The US Food and Drug Administration (FDA) issued a black box warning for the class of antibiotics known as fluoroquinolones which includes the popularly prescribed Levaquin (levofloxacin), Avelox (moxifloxacin), and Cipro (ciprofloxacin).
The warning advises that the serious side effects associated with this class of antibiotics “generally outweigh the benefits for patients with acute sinusitis, acute bronchitis, and uncomplicated urinary tract infections who have other treatment options”. Instead fluoroquinolones should be reserved for the use of bacterial pneumonia, intra-abdominal infections, anthrax, and plague foremost.
The serious side effects can occur anywhere from hours to months after taking a fluoroquinolone and include peripheral neuropathy (permanent nerve damage), anxiety/depression, tendonitis, tendon rupture and exacerbation of myasthenia gravis (an autoimmune disease that affects skeletal muscle). In addition, recent studies link fluoroquinolones to collagen damage in the wall of the aorta (biggest artery in the body) that can lead to aneurysms (bulges) or dissection (tears) which can in turn lead to heart attacks, strokes, and death. And of course there are the side effects which I learnt in medical school in the early 2000s of QT prolongation and torsades de pointes.

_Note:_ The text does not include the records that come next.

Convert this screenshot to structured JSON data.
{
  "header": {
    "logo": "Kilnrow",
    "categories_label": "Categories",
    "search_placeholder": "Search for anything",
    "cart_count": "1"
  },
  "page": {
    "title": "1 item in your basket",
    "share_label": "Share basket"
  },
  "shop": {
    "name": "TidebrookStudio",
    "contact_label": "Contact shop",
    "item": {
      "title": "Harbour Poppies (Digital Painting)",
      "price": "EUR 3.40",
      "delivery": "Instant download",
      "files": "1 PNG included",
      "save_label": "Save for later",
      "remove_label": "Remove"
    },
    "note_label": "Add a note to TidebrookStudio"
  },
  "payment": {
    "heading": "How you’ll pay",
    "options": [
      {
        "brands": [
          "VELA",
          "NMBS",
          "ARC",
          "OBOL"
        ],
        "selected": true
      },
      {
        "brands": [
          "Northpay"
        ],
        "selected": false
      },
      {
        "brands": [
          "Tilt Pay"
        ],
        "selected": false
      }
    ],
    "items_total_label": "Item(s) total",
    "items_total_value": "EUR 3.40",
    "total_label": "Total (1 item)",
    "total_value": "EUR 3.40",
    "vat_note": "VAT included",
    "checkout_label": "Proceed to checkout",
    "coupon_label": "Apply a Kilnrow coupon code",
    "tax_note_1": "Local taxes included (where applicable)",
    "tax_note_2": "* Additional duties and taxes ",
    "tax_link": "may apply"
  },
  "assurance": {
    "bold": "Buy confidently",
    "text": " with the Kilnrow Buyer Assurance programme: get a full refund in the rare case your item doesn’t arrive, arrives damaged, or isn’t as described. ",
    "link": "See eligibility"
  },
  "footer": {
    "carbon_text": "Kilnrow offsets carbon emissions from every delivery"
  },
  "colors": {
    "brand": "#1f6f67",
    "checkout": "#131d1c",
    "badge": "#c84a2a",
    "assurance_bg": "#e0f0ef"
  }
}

Honestly, in medical school I got the impression that fluoroquinolones had an excellent safety record for adults. But these side effects are not brand new. Court documents have shown that manufacturers knew as early as 1996 that fluoroquinolones increased the risk of irreversible peripheral neuropathy but concealed the risks. The first FDA black box warning, the agency’s most serious warning, didn’t come until 2008. There remains several lawsuits against the manufacturers of fluoroquinolones including one against Johnson & Johnson in January this year.

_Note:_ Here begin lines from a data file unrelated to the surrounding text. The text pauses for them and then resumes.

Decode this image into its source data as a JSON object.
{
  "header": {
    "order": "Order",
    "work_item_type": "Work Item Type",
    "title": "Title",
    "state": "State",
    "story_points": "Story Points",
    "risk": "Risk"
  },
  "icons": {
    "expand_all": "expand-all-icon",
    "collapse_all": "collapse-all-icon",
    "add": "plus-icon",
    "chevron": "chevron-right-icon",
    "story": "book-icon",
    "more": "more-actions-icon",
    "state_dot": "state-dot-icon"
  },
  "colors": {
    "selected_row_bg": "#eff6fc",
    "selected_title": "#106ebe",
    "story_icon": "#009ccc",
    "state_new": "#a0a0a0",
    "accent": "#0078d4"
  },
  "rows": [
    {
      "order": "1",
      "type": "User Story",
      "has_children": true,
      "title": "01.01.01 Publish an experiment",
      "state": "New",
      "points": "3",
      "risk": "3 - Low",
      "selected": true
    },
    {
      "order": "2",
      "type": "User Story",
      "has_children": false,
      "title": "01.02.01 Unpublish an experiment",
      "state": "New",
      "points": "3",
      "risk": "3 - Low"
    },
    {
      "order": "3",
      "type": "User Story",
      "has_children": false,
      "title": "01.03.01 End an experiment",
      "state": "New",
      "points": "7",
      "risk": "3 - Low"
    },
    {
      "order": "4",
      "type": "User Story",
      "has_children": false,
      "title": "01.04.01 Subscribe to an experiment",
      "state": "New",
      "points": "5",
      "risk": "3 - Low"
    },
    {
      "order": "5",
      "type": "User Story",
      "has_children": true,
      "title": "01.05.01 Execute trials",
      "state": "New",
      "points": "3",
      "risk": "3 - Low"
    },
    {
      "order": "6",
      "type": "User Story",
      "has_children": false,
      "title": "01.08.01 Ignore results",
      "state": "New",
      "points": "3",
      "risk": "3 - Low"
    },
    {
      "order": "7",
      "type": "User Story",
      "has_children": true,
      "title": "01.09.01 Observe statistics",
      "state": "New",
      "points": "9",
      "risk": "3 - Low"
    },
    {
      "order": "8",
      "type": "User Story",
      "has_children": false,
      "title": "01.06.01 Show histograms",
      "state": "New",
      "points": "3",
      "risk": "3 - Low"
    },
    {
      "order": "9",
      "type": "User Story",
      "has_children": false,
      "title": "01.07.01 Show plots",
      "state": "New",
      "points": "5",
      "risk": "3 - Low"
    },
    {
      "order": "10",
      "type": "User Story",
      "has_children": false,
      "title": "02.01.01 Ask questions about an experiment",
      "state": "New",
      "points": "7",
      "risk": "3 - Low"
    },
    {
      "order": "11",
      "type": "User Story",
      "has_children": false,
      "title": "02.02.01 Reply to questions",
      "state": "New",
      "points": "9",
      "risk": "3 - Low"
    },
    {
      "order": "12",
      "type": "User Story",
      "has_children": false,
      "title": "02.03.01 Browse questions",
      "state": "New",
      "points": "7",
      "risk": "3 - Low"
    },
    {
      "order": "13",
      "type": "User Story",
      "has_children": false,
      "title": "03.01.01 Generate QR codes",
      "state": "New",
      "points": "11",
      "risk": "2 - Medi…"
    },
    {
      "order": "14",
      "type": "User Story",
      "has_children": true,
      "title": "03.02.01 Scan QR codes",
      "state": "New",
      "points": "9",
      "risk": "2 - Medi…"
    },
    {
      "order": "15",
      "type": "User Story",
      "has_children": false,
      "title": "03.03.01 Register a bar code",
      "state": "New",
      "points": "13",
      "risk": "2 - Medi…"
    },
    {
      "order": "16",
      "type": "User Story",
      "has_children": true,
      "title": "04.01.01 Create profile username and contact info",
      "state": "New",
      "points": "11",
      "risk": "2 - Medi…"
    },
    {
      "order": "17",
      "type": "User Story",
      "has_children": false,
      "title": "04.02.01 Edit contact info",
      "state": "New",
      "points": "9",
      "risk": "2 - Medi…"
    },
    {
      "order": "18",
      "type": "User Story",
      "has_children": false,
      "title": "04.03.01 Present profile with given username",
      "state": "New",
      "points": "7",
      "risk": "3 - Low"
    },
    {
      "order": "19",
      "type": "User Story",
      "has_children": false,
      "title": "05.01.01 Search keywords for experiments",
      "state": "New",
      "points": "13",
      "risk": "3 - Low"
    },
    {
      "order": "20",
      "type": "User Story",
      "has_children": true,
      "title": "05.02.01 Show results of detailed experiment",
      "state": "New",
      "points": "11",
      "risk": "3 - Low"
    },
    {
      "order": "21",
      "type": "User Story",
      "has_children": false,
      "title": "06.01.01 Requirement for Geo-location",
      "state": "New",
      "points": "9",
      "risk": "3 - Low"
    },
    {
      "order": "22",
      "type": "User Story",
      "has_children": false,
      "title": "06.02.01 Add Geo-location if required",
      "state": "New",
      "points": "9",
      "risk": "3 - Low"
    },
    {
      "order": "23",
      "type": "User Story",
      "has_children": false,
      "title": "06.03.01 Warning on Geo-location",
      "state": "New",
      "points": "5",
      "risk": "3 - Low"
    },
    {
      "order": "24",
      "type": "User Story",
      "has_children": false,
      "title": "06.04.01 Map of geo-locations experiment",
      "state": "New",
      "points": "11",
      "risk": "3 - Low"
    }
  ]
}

This is a troubled history for the wonder drug class known as fluoroquinolones. Unlike many antimicrobials that were first isolated from living organisms, this class was synthesized by chemists in the lab. Nalidixic acid, a quinolone, was accidentally discovered in 1962 as a by-product during the synthesis of the antimalarial chloroquine. The term fluoroquinolone came later, when fluorine was added at the C-6 position of the molecule to create other drugs in the class.
In clinical practice, the use of fluoroquinolones has always generated discussion. Rampant prescribing, especially in the outpatient setting, has always been an issue and as an infectious disease physician one always questions if they are being used appropriately. Collateral damage includes the emergence of antimicrobial resistance (fluoroquinolone use has been linked to MRSA and VRE) and the increase of the potentially life-threatening C.difficile colitis, particularly the NAP1 strain.

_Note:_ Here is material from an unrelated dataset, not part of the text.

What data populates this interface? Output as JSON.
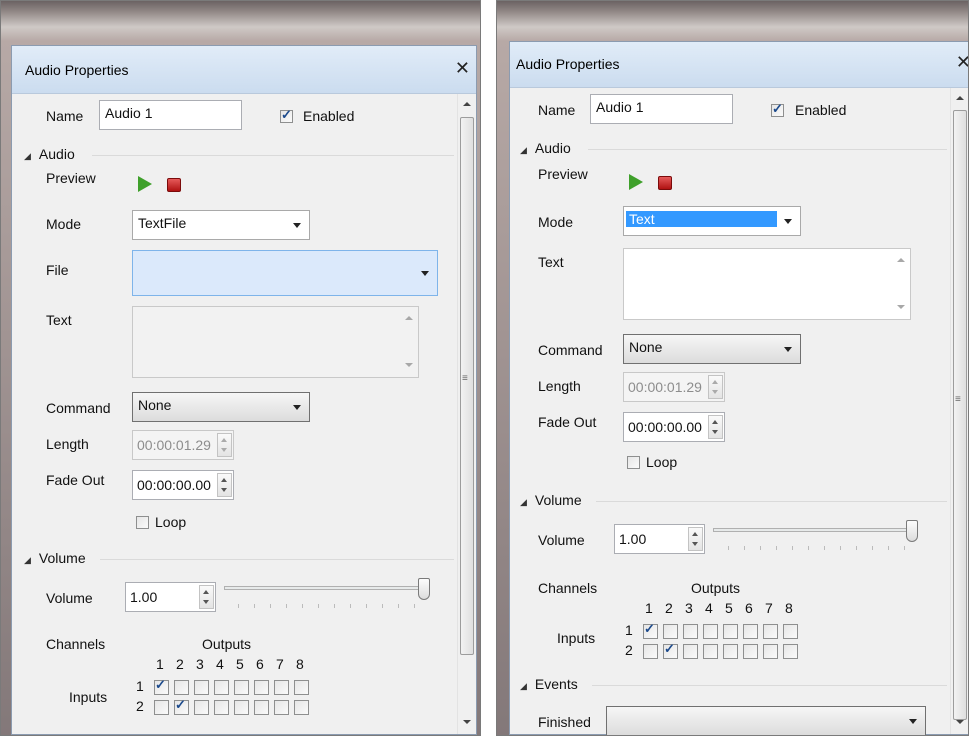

Unfortunately, the claim of many patients that they have a penicillin allergy contributes to the overuse of fluoroquinolones. In addition many patients have allergies to sulfa or cannot take the sulfa-drug Bactrim (trimethoprim/sulfamethoxazole) as an alternative antibiotic because of kidney problems. In the geriatric population, using Macrobid/Macrodantin (nitrofurantoin) as an alternative antibiotic for uncomplicated urinary tract infection has generally been frowned upon but it might be the lesser of two evils.
In short, all antibiotics have risks, but fluoroquinolones are too risky for common uncomplicated and mild infections. Curbing the unnecessary use of fluoroquinolones will not only protect people from unnecessary suffering, but will also curb the rise of antimicrobial resistance and limit the incidence of C.difficile infections.